Norridge school stages winter concert
Kindergarteners and first graders perform "The Penguin Polka" during a dress rehearsal for the Winter Concert at Pennoyer School in Norridge on Dec. 18. | Ryan Pagelow~Sun-Times Media
Updated: January 28, 2013 6:36AM
NORRIDGE — Preparing for a concert is more than just learning the notes.
“Music is a fine art, but it’s also much more than that,” said Lisa Petergal, music teacher at Pennoyer School in Norridge.
“Students are learning discipline.
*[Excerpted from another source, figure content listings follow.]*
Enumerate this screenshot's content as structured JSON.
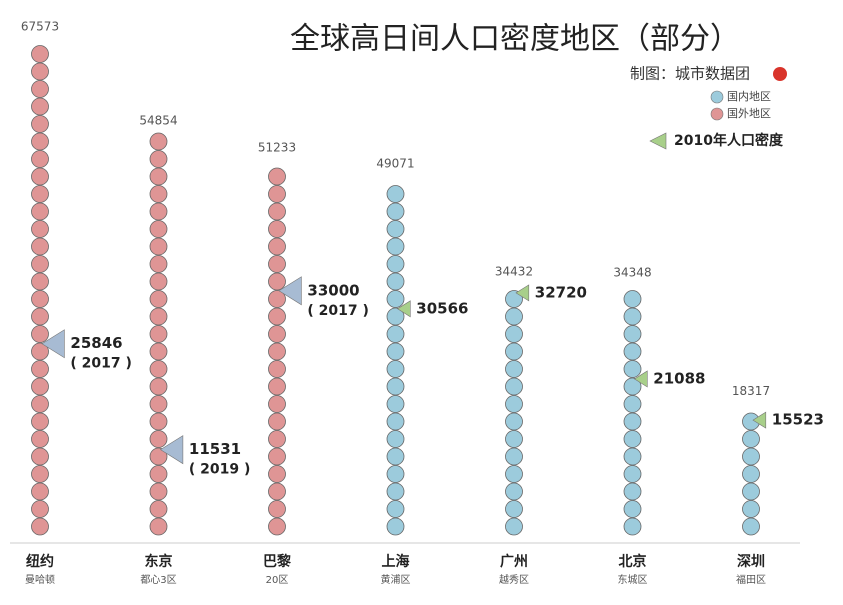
{
  "chart_data": {
    "type": "pictogram-column",
    "title": "全球高日间人口密度地区（部分）",
    "credit": "制图：城市数据团",
    "categories": [
      "纽约",
      "东京",
      "巴黎",
      "上海",
      "广州",
      "北京",
      "深圳"
    ],
    "subcategories": [
      "曼哈顿",
      "都心3区",
      "20区",
      "黄浦区",
      "越秀区",
      "东城区",
      "福田区"
    ],
    "values": [
      67573,
      54854,
      51233,
      49071,
      34432,
      34348,
      18317
    ],
    "region_index": [
      1,
      1,
      1,
      0,
      0,
      0,
      0
    ],
    "legend": [
      {
        "label": "国内地区",
        "color": "#9ccbdc"
      },
      {
        "label": "国外地区",
        "color": "#df9595"
      }
    ],
    "ylim": [
      0,
      70000
    ],
    "markers": {
      "label": "2010年人口密度",
      "legend_color": "#a8cf8a",
      "values": [
        25846,
        11531,
        33000,
        30566,
        32720,
        21088,
        15523
      ],
      "notes": [
        "( 2017 )",
        "( 2019 )",
        "( 2017 )",
        null,
        null,
        null,
        null
      ],
      "colors": [
        "#a7bbd3",
        "#a7bbd3",
        "#a7bbd3",
        "#a8cf8a",
        "#a8cf8a",
        "#a8cf8a",
        "#a8cf8a"
      ]
    }
  }
}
They have to practice.”
There was a lot of practicing before Pennoyer students performed in their annual winter concert Dec. 18.
The performance included winter-themed, traditional Christmas, Hanukkah and Middle Eastern songs.
“We want to be inclusive,” Petergal said.
Music is a way for many students to express themselves, she noted.
“Not all students have to solo,” Petergal said.
As part of a group, an individual can perform without all the pressure.
“They still get that enjoyment,” Petergal said.
And the performers are not static.
“We incorporate a lot of movement,” Petergal said.
The third-graders, in a takeoff on the Rockettes, danced with candy canes.
Second-graders, wearing antlers, performed “Blizten’s Boogies.”
Students in kindergarten through fourth grade learn music as part of the general curriculum.
Students may engage in such extracurricular activities such as chorus or recorder, a wind instrument in the flute family of instruments.
For the concert, students begin rehearsing the first week of November.
“There are a lot of students involved,” Petergal said.
The eighth-graders serve as assistants, taking charge of lighting, sound, announcing and decorating.
Some also provide piano accompaniments.
“We practice during the general music class, then a week before the concert we have whole-grade rehearsals that include anywhere from 40-55 kids,” Petergal explained.
Petergal believes the music program can bring joy to her students.
“I hope it adds something special in their lives,” she said.
Upon occasion, she hears from graduates.
“They come back to say they’ve continued on in chorus or band,” she said with a smile.
Recently a couple of students she had in 2002 told her they just were thinking about some song they learned from her.
“It’s wonderful for me to know, 11 or 12 years later, that some of my students are still thinking about the class.”